Cette démission a finalement eu lieu – mais pas avant août 2020, après une explosion massive à Beyrouth, causée par plus de 2 700 tonnes de nitrate d’ammonium mal stocké, a tué des centaines, blessé des milliers et laissé des centaines de milliers de sans-abri. L’explosion a également détruit le principal silo à céréales du Liban, laissant le pays avec moins d’un mois de réserves à l’époque. Il a également détruit la zone portuaire de Beyrouth, qui traitait environ 70 pour cent des importations alimentaires dans un pays qui importe environ 85 pour cent de sa nourriture.

Malgré l’indignation populaire qui a poussé l’ancien gouvernement libanais à démissionner, il y a des signes que la nouvelle administration, dirigée par Najib Mikati, un milliardaire et l’homme le plus riche du Liban, sera davantage la même. Mikati, qui est maintenant Premier ministre, a déjà occupé ce poste à deux reprises, ce qui signifie qu’il vient du système exact qui a plongé le pays dans son bouleversement actuel.

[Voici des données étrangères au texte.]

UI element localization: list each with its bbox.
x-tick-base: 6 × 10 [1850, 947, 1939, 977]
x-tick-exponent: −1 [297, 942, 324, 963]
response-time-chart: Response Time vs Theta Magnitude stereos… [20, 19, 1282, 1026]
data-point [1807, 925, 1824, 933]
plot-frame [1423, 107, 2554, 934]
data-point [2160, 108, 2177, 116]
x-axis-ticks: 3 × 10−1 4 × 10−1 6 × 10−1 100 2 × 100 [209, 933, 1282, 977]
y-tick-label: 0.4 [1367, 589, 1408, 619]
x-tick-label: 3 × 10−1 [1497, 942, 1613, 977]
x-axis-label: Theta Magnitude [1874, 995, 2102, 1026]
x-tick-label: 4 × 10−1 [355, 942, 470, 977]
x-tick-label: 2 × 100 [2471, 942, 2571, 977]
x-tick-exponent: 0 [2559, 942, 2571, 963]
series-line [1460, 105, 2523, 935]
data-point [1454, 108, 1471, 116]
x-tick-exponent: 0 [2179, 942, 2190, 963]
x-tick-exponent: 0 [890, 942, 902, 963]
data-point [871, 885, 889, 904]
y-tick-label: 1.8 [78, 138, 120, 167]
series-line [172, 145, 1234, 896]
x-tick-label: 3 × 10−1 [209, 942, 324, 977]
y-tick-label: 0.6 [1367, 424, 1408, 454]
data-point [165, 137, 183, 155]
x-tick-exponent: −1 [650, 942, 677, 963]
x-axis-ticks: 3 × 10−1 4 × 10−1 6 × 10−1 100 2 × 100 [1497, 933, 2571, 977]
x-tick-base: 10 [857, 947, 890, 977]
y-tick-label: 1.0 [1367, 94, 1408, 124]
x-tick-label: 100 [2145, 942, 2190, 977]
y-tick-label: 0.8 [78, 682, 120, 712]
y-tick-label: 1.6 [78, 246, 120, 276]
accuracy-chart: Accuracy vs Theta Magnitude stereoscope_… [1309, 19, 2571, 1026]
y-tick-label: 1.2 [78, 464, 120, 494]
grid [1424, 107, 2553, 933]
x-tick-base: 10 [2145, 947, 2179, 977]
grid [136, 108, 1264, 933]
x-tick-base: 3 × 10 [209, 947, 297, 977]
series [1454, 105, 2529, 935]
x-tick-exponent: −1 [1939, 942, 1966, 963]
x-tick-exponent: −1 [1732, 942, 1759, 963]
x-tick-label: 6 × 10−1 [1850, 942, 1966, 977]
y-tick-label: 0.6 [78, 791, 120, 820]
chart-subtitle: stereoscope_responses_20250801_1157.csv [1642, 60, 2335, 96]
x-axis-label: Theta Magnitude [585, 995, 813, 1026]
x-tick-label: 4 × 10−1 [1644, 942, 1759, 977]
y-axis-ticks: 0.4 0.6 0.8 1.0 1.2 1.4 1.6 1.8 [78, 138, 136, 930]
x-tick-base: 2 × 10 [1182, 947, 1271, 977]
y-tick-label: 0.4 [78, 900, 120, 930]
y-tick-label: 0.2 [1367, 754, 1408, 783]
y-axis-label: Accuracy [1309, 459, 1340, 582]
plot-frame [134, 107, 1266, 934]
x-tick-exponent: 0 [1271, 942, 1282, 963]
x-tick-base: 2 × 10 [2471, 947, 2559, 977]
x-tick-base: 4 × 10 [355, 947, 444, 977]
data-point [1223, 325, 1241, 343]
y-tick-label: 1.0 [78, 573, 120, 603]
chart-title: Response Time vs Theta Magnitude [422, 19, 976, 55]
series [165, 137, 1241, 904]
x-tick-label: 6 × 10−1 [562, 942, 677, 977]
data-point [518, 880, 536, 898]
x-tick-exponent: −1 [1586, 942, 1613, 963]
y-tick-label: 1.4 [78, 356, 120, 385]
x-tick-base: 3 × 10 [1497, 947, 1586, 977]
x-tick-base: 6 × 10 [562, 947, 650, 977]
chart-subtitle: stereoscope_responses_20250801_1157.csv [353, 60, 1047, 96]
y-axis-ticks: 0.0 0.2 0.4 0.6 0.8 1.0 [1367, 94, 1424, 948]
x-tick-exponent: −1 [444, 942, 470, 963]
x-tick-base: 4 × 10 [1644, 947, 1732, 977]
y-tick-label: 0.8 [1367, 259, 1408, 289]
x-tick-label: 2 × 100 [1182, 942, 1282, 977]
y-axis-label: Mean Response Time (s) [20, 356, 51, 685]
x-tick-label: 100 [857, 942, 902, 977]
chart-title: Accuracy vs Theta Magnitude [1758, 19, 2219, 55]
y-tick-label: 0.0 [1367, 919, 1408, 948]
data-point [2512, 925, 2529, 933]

Ce gouvernement, comme Faysal Itani, professeur adjoint de politique et de sécurité au Moyen-Orient à l’Université de Georgetown, l’a écrit pour Vox l’année dernière, est profondément enraciné, ce qui le rend difficile à changer, malgré ses nombreux problèmes évidents. Comme Itani l’explique :

Le système politique libanais est le produit d’un accord de partage du pouvoir vieux de plusieurs décennies entre les dirigeants des 18 sectes religieuses du Liban, les plus importantes étant les musulmans sunnites et chiites et les chrétiens maronites. Ce système, connu sous le nom de confessionnalisme, répartissait le pouvoir politique selon des quotas sectaires, chaque secte étant généralement dirigée par un ou plusieurs membres de familles politiques éminentes.

Malgré le manque de services publics et la corruption flagrante de ceux qui détiennent le pouvoir, les politiciens libanais se sont généralement montrés habiles à jouer sur les conflits sectaires et à faire juste ce qu’il fallait pour satisfaire leurs électeurs.

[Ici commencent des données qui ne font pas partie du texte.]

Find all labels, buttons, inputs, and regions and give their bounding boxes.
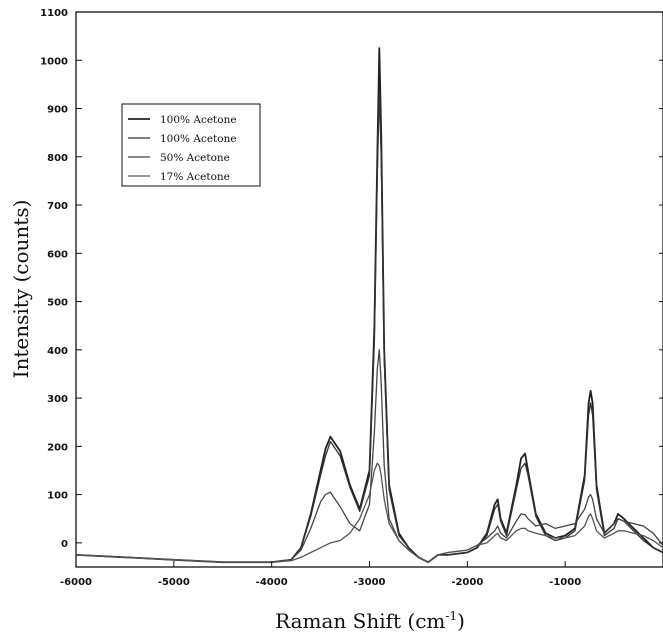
legend-label: 50% Acetone	[160, 152, 230, 164]
x-tick-label: -4000	[256, 577, 288, 588]
y-tick-label: 100	[47, 491, 68, 502]
y-tick-label: 900	[47, 105, 68, 116]
y-axis-title: Intensity (counts)	[9, 200, 33, 379]
y-tick-label: 500	[47, 298, 68, 309]
x-tick-label: -3000	[354, 577, 386, 588]
y-tick-label: 0	[61, 539, 68, 550]
series-line-4	[75, 462, 663, 563]
y-tick-label: 200	[47, 442, 68, 453]
x-tick-label: -1000	[549, 577, 581, 588]
legend-label: 17% Acetone	[160, 171, 230, 183]
x-tick-label: -6000	[60, 577, 92, 588]
legend-label: 100% Acetone	[160, 114, 237, 126]
plot-area	[75, 11, 663, 568]
legend-label: 100% Acetone	[160, 133, 237, 145]
series-line-2	[75, 90, 663, 563]
y-tick-label: 300	[47, 394, 68, 405]
y-tick-label: 800	[47, 153, 68, 164]
series-layer	[75, 47, 663, 564]
legend-box	[121, 103, 261, 187]
x-tick-label: -5000	[158, 577, 190, 588]
ticks-layer: -6000 -5000 -4000 -3000 -2000 -1000 0 100 200 300…	[40, 8, 663, 588]
y-tick-label: 600	[47, 249, 68, 260]
x-tick-label: -2000	[451, 577, 483, 588]
y-tick-label: 1100	[40, 8, 68, 19]
y-tick-label: 400	[47, 346, 68, 357]
legend: 100% Acetone 100% Acetone 50% Acetone 17% A…	[121, 103, 261, 187]
y-tick-label: 1000	[40, 56, 68, 67]
y-tick-label: 700	[47, 201, 68, 212]
x-axis-title: Raman Shift (cm-1)	[275, 609, 465, 633]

Cependant, la profondeur des crises actuelles au Liban, illustrée par l’effondrement pur et simple du réseau électrique public samedi, signifie que le statu quo des gouvernements libanais précédents pourrait ne pas être suffisant pour l’avenir. Déjà, Mikati, le nouveau Premier ministre, s’est engagé à mettre fin à la crise du carburant et à reprendre les pourparlers avec le FMI pour soutenir l’économie, une bouée de sauvetage potentielle pour le Liban – s’il tient sa promesse.